In a back room of the Tenino Depot Museum, a modest sandstone building in a city of less than 2,000 in Washington State, there is a rickety old machine that officials believe could help save the community from looming economic collapse: With it, money is literally being made from trees.

Printed on postcard-sized sheets of planed maple veneer by Tenino's only resident expert using an antique 1890 Chandler & Price letterpress, these "wooden dollars" are being handed out to locals suffering financial hardship. Pegged at the rate of real U.S. dollars, the currency can be spent everywhere from grocery stores to gas stations and child care centers, whose owners can later exchange them. 

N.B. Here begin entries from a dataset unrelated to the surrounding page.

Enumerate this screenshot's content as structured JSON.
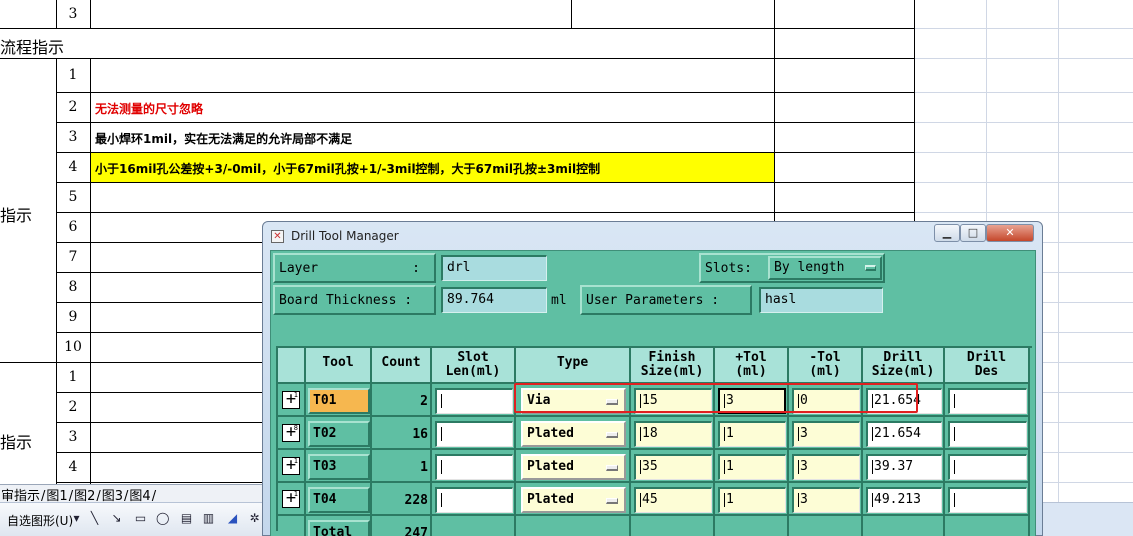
{
  "sheet": {
    "section_labels": [
      "流程指示",
      "指示",
      "指示"
    ],
    "top_row_num": "3",
    "block1_rows": [
      "1",
      "2",
      "3",
      "4",
      "5",
      "6",
      "7",
      "8",
      "9",
      "10"
    ],
    "block2_rows": [
      "1",
      "2",
      "3",
      "4"
    ],
    "note_row2": "无法测量的尺寸忽略",
    "note_row3": "最小焊环1mil，实在无法满足的允许局部不满足",
    "note_row4": "小于16mil孔公差按+3/-0mil，小于67mil孔按+1/-3mil控制，大于67mil孔按±3mil控制",
    "note_row2_color": "#e00000",
    "note_row4_bg": "#ffff00",
    "tabs": [
      "审指示",
      "图1",
      "图2",
      "图3",
      "图4"
    ],
    "draw_toolbar_label": "自选图形(U)"
  },
  "dialog": {
    "title": "Drill Tool Manager",
    "layer_label": "Layer",
    "layer_colon": ":",
    "layer_value": "drl",
    "slots_label": "Slots:",
    "slots_value": "By length",
    "board_thickness_label": "Board Thickness :",
    "board_thickness_value": "89.764",
    "board_thickness_unit": "ml",
    "user_params_label": "User Parameters :",
    "user_params_value": "hasl",
    "columns": {
      "tool": "Tool",
      "count": "Count",
      "slot_len_1": "Slot",
      "slot_len_2": "Len(ml)",
      "type": "Type",
      "finish_1": "Finish",
      "finish_2": "Size(ml)",
      "ptol_1": "+Tol",
      "ptol_2": "(ml)",
      "ntol_1": "-Tol",
      "ntol_2": "(ml)",
      "drill_1": "Drill",
      "drill_2": "Size(ml)",
      "des_1": "Drill",
      "des_2": "Des"
    },
    "rows": [
      {
        "tool": "T01",
        "count": "2",
        "type": "Via",
        "finish": "15",
        "ptol": "3",
        "ntol": "0",
        "drill": "21.654"
      },
      {
        "tool": "T02",
        "count": "16",
        "type": "Plated",
        "finish": "18",
        "ptol": "1",
        "ntol": "3",
        "drill": "21.654"
      },
      {
        "tool": "T03",
        "count": "1",
        "type": "Plated",
        "finish": "35",
        "ptol": "1",
        "ntol": "3",
        "drill": "39.37"
      },
      {
        "tool": "T04",
        "count": "228",
        "type": "Plated",
        "finish": "45",
        "ptol": "1",
        "ntol": "3",
        "drill": "49.213"
      }
    ],
    "total_label": "Total",
    "total_value": "247",
    "colors": {
      "client_bg": "#5fbfa3",
      "selected_tool": "#f6b74f",
      "highlight_box": "#e02020"
    }
  }
}
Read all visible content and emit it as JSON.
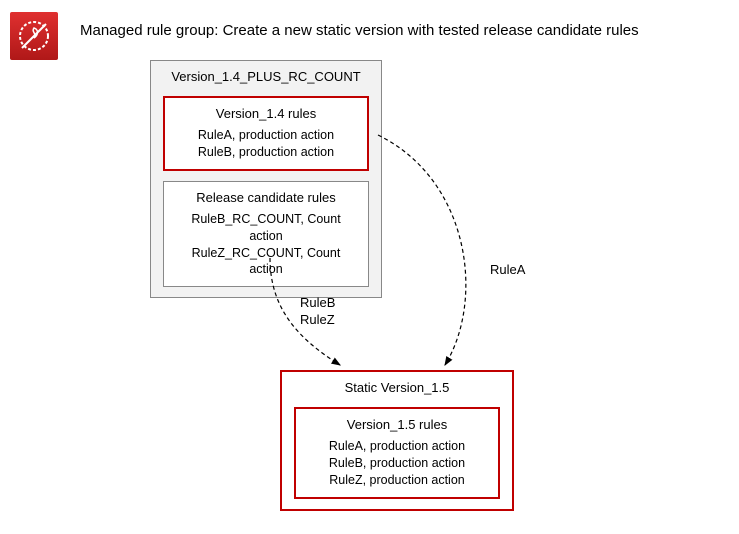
{
  "header": {
    "title": "Managed rule group: Create a new static version with tested release candidate rules",
    "icon_name": "waf-shield-icon"
  },
  "top_box": {
    "title": "Version_1.4_PLUS_RC_COUNT",
    "prod_rules": {
      "title": "Version_1.4 rules",
      "rules": [
        "RuleA, production action",
        "RuleB, production action"
      ]
    },
    "rc_rules": {
      "title": "Release candidate rules",
      "rules": [
        "RuleB_RC_COUNT, Count action",
        "RuleZ_RC_COUNT, Count action"
      ]
    }
  },
  "bottom_box": {
    "title": "Static Version_1.5",
    "inner": {
      "title": "Version_1.5 rules",
      "rules": [
        "RuleA, production action",
        "RuleB, production action",
        "RuleZ, production action"
      ]
    }
  },
  "arrows": {
    "left_label_1": "RuleB",
    "left_label_2": "RuleZ",
    "right_label": "RuleA"
  }
}
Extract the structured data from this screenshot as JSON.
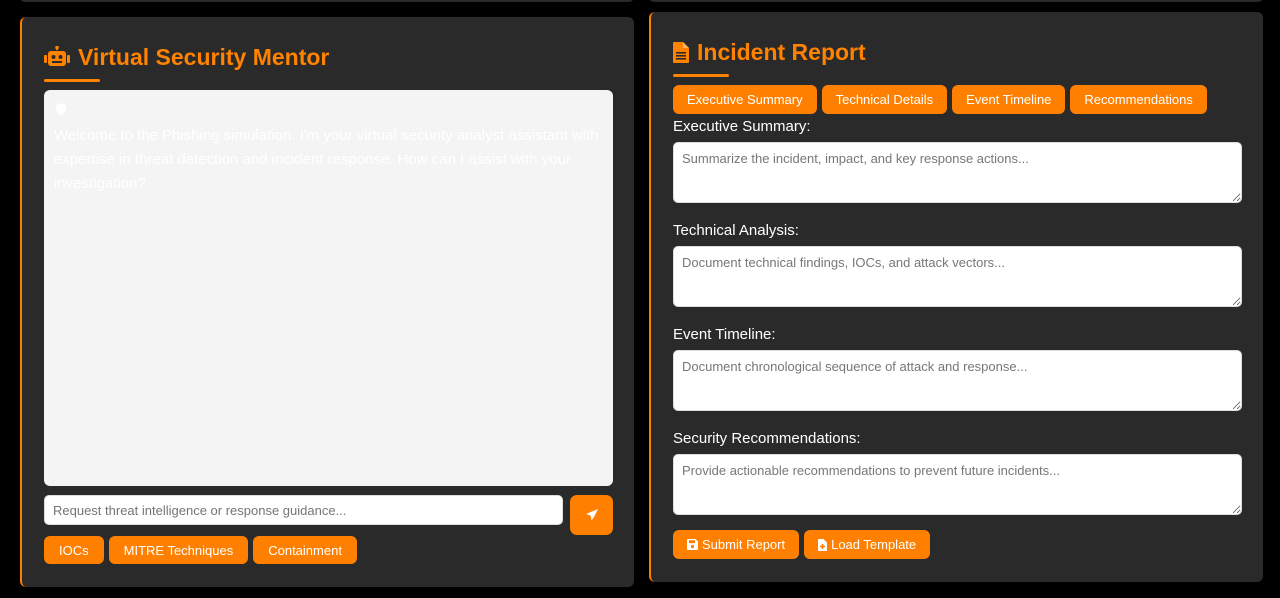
{
  "colors": {
    "accent": "#ff8000",
    "panel": "#2a2a2a",
    "background": "#000000"
  },
  "mentor": {
    "title": "Virtual Security Mentor",
    "title_icon": "robot-icon",
    "message": "Welcome to the Phishing simulation. I'm your virtual security analyst assistant with expertise in threat detection and incident response. How can I assist with your investigation?",
    "message_icon": "shield-icon",
    "input_placeholder": "Request threat intelligence or response guidance...",
    "send_icon": "paper-plane-icon",
    "quick_actions": [
      "IOCs",
      "MITRE Techniques",
      "Containment"
    ]
  },
  "report": {
    "title": "Incident Report",
    "title_icon": "file-icon",
    "tabs": [
      "Executive Summary",
      "Technical Details",
      "Event Timeline",
      "Recommendations"
    ],
    "fields": [
      {
        "label": "Executive Summary:",
        "placeholder": "Summarize the incident, impact, and key response actions..."
      },
      {
        "label": "Technical Analysis:",
        "placeholder": "Document technical findings, IOCs, and attack vectors..."
      },
      {
        "label": "Event Timeline:",
        "placeholder": "Document chronological sequence of attack and response..."
      },
      {
        "label": "Security Recommendations:",
        "placeholder": "Provide actionable recommendations to prevent future incidents..."
      }
    ],
    "submit_label": "Submit Report",
    "submit_icon": "save-icon",
    "load_label": "Load Template",
    "load_icon": "file-import-icon"
  }
}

"We want this to be a symbol of hope," says Tenino's mayor, Wayne Fournier, of the City Hall-funded program. "We preach localism and investing in our local community, and the idea with this scheme is that we'll stand together as a community and provide relief to individuals that need it while fueling consumption. It's in our city's DNA."

Indeed, the wooden currency is a reboot of a Tenino program that dates back to the darkest days of the Great Depression. The logging city's only bank at the time had closed, and local businessmen decided to establish a wood-based scrip to allow commerce to continue. Tenino's 1931 program was the first of its kind in the the U.S.